No, we, as God, must include in our call to fatherhood the creating of an environment that nourishes not only the body and mind of our little ones, but so much more their souls, if we want to rise above the animal level of fatherhood. We must create a micro-universe for our children even before we beget them, a micro-universe that speaks from every corner: Go with God! We must beget a habitat where the wind of the Holy Spirit blows through the souls of men and the spirit of Jesus is ever present even in the most trying times.
Therefore, father, create a home where the books on the shelves are such that they neither confuse nor distract your child from the narrow way. Create a home where you need no apology on Judgment Day for the records, the cassette tapes, the CDs, and for the movies and television programs you or your children have kept and used. Create a home where conversations are filled with "God talk," where evil is shunned and ungodly relationships are avoided.
Create a home where patience and long-suffering never run out; where tempers never flare; where voices are never raised in anger; where no one is ever allowed to pout; where prayer and praises are as common as breathing; where servanthood is the watchword; where sacrifice is considered one of the highest virtues; and where going the second and third mile is the rule rather than the exception.
Oh, father, look at all that God our Father has begotten for us. Shall we not then also beget more than our own flesh and blood; shall we not then also take from his riches and custom-create an environment where the souls of our children will flourish and bloom in the light of the glory and mercies of the Lord in order to live with him forever?
Yes, fathers, create, or shall I say beget a home where men of God are not criticized but prayed for, where mothers are treated like queens, and where the needy are looked after.
Create a home where forgiveness is granted 7 times 70 times, where saving and giving are greater than spending and getting, where the mothers discipline is backed up consistently by the fathers words and strong hand.
Create a home where you are as accessible to your children as God is accessible to you, where church attendance is not sporadic but regular, where prayer meetings are attended, where visiting the sick ranks higher than sports, television programs, and hobbies, and where the best of plans are dropped in a second when the Holy Spirit speaks and says, "Come with me."

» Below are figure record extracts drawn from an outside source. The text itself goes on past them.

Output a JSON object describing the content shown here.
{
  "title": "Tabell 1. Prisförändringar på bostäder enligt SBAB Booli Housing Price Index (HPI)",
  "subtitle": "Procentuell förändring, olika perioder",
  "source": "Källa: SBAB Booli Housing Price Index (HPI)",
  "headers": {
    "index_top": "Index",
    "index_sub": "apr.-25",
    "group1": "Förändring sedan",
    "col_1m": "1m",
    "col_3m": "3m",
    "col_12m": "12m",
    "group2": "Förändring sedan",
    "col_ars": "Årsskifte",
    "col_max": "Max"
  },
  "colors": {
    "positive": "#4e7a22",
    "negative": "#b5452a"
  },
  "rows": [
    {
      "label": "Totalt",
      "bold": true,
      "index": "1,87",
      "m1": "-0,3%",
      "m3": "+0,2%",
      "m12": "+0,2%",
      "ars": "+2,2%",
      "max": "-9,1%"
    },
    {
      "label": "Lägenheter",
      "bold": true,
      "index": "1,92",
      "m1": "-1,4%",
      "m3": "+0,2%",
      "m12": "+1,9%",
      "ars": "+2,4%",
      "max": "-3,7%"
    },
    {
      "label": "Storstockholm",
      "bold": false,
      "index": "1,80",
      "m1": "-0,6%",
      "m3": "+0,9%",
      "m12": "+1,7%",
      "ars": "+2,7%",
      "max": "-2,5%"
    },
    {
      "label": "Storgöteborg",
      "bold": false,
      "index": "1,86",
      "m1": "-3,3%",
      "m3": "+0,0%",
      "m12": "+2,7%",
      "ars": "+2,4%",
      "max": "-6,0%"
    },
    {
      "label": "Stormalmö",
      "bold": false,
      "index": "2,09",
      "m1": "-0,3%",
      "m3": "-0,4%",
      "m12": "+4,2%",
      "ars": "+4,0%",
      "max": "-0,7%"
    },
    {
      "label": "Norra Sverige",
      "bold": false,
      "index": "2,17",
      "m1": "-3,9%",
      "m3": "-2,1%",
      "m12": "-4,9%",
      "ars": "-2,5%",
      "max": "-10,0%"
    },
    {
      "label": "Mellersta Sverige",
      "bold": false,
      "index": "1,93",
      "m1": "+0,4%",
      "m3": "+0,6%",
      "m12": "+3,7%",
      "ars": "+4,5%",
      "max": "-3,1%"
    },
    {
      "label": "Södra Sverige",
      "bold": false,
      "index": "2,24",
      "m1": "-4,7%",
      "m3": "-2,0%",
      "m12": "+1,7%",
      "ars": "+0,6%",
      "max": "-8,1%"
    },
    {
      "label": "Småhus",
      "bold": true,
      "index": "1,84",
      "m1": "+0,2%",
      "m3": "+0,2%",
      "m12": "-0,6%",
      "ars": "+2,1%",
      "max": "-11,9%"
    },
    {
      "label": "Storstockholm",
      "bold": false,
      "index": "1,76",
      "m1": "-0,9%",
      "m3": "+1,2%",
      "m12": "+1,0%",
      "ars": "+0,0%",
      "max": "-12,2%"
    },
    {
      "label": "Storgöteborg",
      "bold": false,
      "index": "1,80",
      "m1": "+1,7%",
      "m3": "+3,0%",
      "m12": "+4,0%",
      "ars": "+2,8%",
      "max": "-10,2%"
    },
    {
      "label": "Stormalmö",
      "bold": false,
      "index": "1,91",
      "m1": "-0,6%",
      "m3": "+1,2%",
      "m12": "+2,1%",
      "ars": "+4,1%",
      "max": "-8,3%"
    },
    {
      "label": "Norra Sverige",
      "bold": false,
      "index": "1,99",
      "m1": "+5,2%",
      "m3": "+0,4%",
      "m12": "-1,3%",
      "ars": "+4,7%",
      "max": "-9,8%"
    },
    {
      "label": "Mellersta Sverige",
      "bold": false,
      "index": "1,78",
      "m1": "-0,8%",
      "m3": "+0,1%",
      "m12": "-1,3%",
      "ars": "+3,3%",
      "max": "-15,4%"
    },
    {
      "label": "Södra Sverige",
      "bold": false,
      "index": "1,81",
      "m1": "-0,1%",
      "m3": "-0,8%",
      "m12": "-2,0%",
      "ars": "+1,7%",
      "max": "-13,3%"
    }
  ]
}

Create a home where excuses are only allowed when circumstances are beyond our control, where laziness is unknown, where punctuality is no stranger, where industry and hard work are known as a blessing, where jesting, joking, and kidding are unheard of, where the Bible is read daily, where children are not spoiled, where Sundays are not sacrificed for work, sleep, or recreation, where children are fed wholesome food to keep them from preventable diseases, and where the elderly are honored and looked after.
Dear father, shall I add more, or is this enough? "I bow my knees unto the Father."
Oh, let this be enough: the Fatherhood of God teaches us that begetting the environment, the habitat, is just as much a calling as begetting the person for the environment.
May God grant us all his tender mercies in the expansion of our duties that we can hear that sweetest of all voices on Judgment Day: "Well done, thou good and faithful servant... enter thou into the joy of thy Lord" (Ma. 25:21).